On July 27, 2019 1:35:55 AM GMT+03:00, Vijay Sankar  wrote:
>
>Quoting Stuart Henderson :
>
>> No - you wouldn't do it with Unbound which is a *recursive* DNS  
>> server, you would use an authoritative one like NSD, PowerDNS, Knot  
>> or BIND. All you would do with Unbound is use stub-zone to point it  
>> at an authoritative server.
>>
>> -- 
>>  Sent from a phone, apologies for poor formatting.

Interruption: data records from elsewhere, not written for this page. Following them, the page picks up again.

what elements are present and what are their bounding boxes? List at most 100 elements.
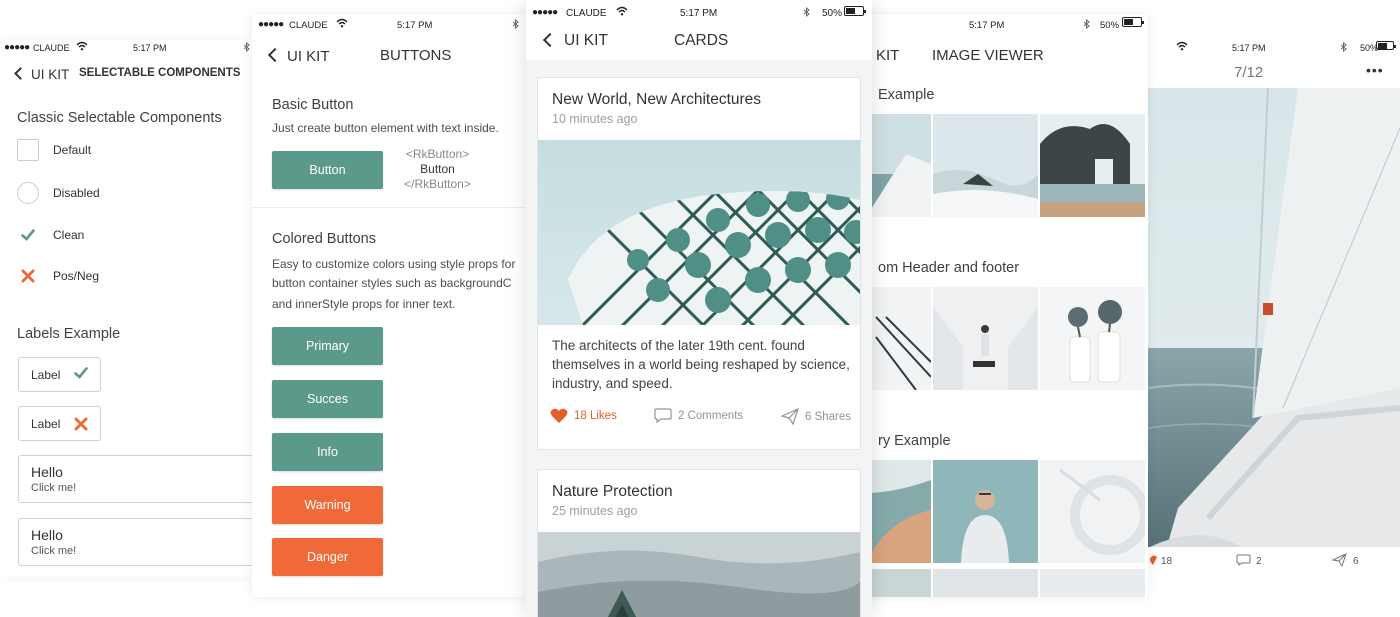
gallery-thumb[interactable] [1040,460,1145,563]
option-label: Pos/Neg [53,269,100,283]
section-heading: Labels Example [17,326,121,342]
card-title: Hello [31,464,63,480]
battery-icon [1376,40,1396,51]
hello-card[interactable]: Hello Click me! [18,455,252,503]
nav-bar: UI KIT BUTTONS [252,34,528,74]
selectable-posneg[interactable]: Pos/Neg [17,264,99,288]
section-heading: Example [878,87,935,103]
back-label[interactable]: KIT [876,47,899,64]
bluetooth-icon [1340,41,1347,55]
hello-card[interactable]: Hello Click me! [18,518,252,566]
photo-like-count: 18 [1161,556,1173,567]
checkbox-icon[interactable] [17,139,39,161]
share-count: 6 Shares [805,410,852,423]
card-title: New World, New Architectures [552,91,762,108]
carrier-label: CLAUDE [33,43,70,53]
status-bar: ●●●●● CLAUDE 5:17 PM [0,40,252,56]
danger-button[interactable]: Danger [272,538,383,576]
section-description-line: and innerStyle props for inner text. [272,297,456,311]
card-subtitle: Click me! [31,482,77,494]
page-title: IMAGE VIEWER [932,47,1044,64]
article-card[interactable]: Nature Protection 25 minutes ago [537,469,861,617]
code-open-tag: <RkButton> [405,147,470,161]
status-bar: ●●●●● CLAUDE 5:17 PM 50% [526,0,872,24]
status-time: 5:17 PM [397,20,433,31]
success-button[interactable]: Succes [272,380,383,418]
gallery-thumb[interactable] [1040,287,1145,390]
divider [252,207,528,208]
gallery-thumb[interactable] [866,460,931,563]
bluetooth-icon [803,6,810,20]
like-button[interactable]: 18 Likes [550,408,617,424]
comments-button[interactable]: 2 Comments [654,408,743,423]
basic-button[interactable]: Button [272,151,383,189]
section-heading: Classic Selectable Components [17,110,222,126]
cards-screen: ●●●●● CLAUDE 5:17 PM 50% UI KIT CARDS Ne… [526,0,872,617]
photo-like-button[interactable] [1148,555,1157,569]
nav-bar: KIT IMAGE VIEWER [866,34,1148,74]
primary-button[interactable]: Primary [272,327,383,365]
option-label: Clean [53,228,85,242]
battery-icon [1122,17,1144,28]
bluetooth-icon [1083,18,1090,32]
gallery-thumb[interactable] [866,287,931,390]
battery-percent: 50% [1100,20,1120,31]
status-time: 5:17 PM [1232,43,1266,53]
section-description-line: Easy to customize colors using style pro… [272,257,516,271]
like-count: 18 Likes [574,410,617,422]
code-sample: <RkButton> Button </RkButton> [400,147,475,192]
battery-icon [844,6,866,17]
selectable-default[interactable]: Default [17,138,91,162]
status-time: 5:17 PM [680,8,718,19]
gallery-thumb[interactable] [933,287,1038,390]
photo-share-count: 6 [1353,556,1359,567]
chip-label: Label [31,367,61,382]
nav-bar: UI KIT CARDS [526,24,872,60]
sailboat-photo[interactable] [1148,88,1400,577]
article-card[interactable]: New World, New Architectures 10 minutes … [537,77,861,450]
gallery-thumb[interactable] [866,569,931,597]
buttons-screen: ●●●●● CLAUDE 5:17 PM UI KIT BUTTONS Basi… [252,14,528,597]
selectable-disabled[interactable]: Disabled [17,181,100,205]
card-title: Nature Protection [552,483,673,500]
share-button[interactable]: 6 Shares [781,408,851,425]
page-title: CARDS [674,32,729,49]
signal-icon: ●●●●● [258,19,284,30]
cross-icon[interactable] [17,265,39,287]
card-subtitle: Click me! [31,545,77,557]
selectable-clean[interactable]: Clean [17,223,84,247]
chevron-left-icon [267,47,283,63]
gallery-thumb[interactable] [933,569,1038,597]
comment-icon [654,408,672,423]
carrier-label: CLAUDE [566,8,607,19]
code-text: Button [420,162,455,176]
warning-button[interactable]: Warning [272,486,383,524]
heart-icon [550,408,568,423]
label-chip[interactable]: Label [18,406,101,441]
gallery-thumb[interactable] [933,460,1038,563]
label-chip[interactable]: Label [18,357,101,392]
status-time: 5:17 PM [969,20,1005,31]
option-label: Disabled [53,186,100,200]
info-button[interactable]: Info [272,433,383,471]
check-icon [74,367,88,382]
check-icon[interactable] [17,224,39,246]
gallery-thumb[interactable] [933,114,1038,217]
gallery-thumb[interactable] [1040,114,1145,217]
status-bar: ●●●●● CLAUDE 5:17 PM [252,14,528,34]
gallery-thumb[interactable] [1040,569,1145,597]
wifi-icon [1176,41,1188,54]
bluetooth-icon [512,18,519,32]
signal-icon: ●●●●● [532,7,558,18]
status-bar: 5:17 PM 50% [1148,40,1400,56]
page-title: BUTTONS [380,47,452,64]
share-icon[interactable] [1331,553,1347,570]
wifi-icon [616,6,628,19]
back-label: UI KIT [564,32,608,49]
radio-icon[interactable] [17,182,39,204]
comment-icon[interactable] [1236,554,1251,569]
section-heading: Colored Buttons [272,231,376,247]
wifi-icon [76,41,88,54]
more-icon[interactable]: ••• [1366,62,1384,78]
gallery-thumb[interactable] [866,114,931,217]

>> On 26 July 2019 11:05:44 Flipchan  wrote:
>>> Can you link to any guides or pratical howtos on how to pratically  
>>> do that with unbound ?
>>>
>>> Thanks
>>>
>>>
>>> On July 25, 2019 9:32:29 PM GMT+03:00, Stuart Henderson  
>>>  wrote:
>>> On 2019-07-25, Flipchan  wrote:
>>>
>>> Greetings everyone,
>>>
>>> Does anyone have a good solution for syncing unbound configuration
>files?
>>>
>>>
>>> i have the senario where i have two internal LAN's that in two  
>>> different offices that need to have the same internal
>>> dns system for the local systems, and there is a lot of changes  
>>> being done in the internal zone records so i need
>>> a good way to sync them(the ideal way where to have a similar  
>>> solution like mysql's master-master replication).
>>>
>>> Both dns resolvers are running unbound on openbsd 6.5 and right now 
>
>>> the configuration file is synced with ansible.
>>> Does anyone have a good solution on replicating dns records/configs 
>
>>> for unbound. In the future it will be scaled
>>> even more so right now is a good time to implement some replication 
>
>>> for the unbound configs.
>>>
>>> Does anyone have a solution for this?
>>>
>>> There is people changing the config files on both instances so the  
>>> ideal way would be a replication real time sync function.
>>>
>>> Anyone got any ideas?
>>>
>>>
>>> Thanks in advance
>>> Ciao
>>> flipchan
>>>
>>>
>>> If multiple sites are updating records in the same internal zone at
>various
>>> times, they would probably be better off with a normal  
>>> authoritative DNS server
>>> serving that zone (with e.g. stub-zone to point unbound at it),  
>>> editing it in
>>> one place, and using normal DNS replication (zone-transfer and
>notify)
>>> to push the updates.
>>>
>>>
>>> --
>>> Sent from my Android device with K-9 Mail. Please excuse my brevity.
>
>I have two locations (foretell.ca and lab.foretell.ca) and for quite a 
>
>while used NSD and Unbound. But switched to the following approach  
>(however my use case is very simple and my networks are small, but it  
>works well for me)
>
>My unbound.conf on four DNS servers have
>
>include: "/var/unbound/etc/zonedata"
>
>I then set up a simple zonedata file on one server with stuff such as:
>
>local-zone: "foretell.ca." static
>.
>.
>local-zone: "lab.foretell.ca." static
>.
>.
>local-zone: "0.0.10.in-addr.arpa." static
>.
>.
>local-zone: "3.72.10.in-addr.arpa." static
>.
>.
>etc. etc.
>
>Changes to zonedata reflect changes at both locations. Then I just  
>have a rsync process running a few times a day that does the following:
>
>fr1s1.foretell.ca# more dnsupdate.sh
>rsync -av zonedata 10.0.0.1:/var/unbound/etc/
>rsync -av zonedata 10.0.0.3:/var/unbound/etc/
>rsync -av zonedata 10.72.3.1:/var/unbound/etc/
>rsync -av zonedata 10.72.3.3:/var/unbound/etc/
>ssh 10.0.0.1 /etc/rc.d/unbound restart
>ssh 10.0.0.3 /etc/rc.d/unbound restart
>ssh 10.72.3.1 /etc/rc.d/unbound restart
>ssh 10.72.3.3 /etc/rc.d/unbound restart
>
>Obviously I am not sure if this will scale for your requirements but  
>mentioning this just in case it helps.
>
>Vijay
>
>
>-- 
>ForeTell Technologies Limited
>59 Flamingo Avenue
>Winnipeg, MB, Canada
>R3J 0X6

-- 
Sent from my Android device with K-9 Mail. Please excuse my brevity.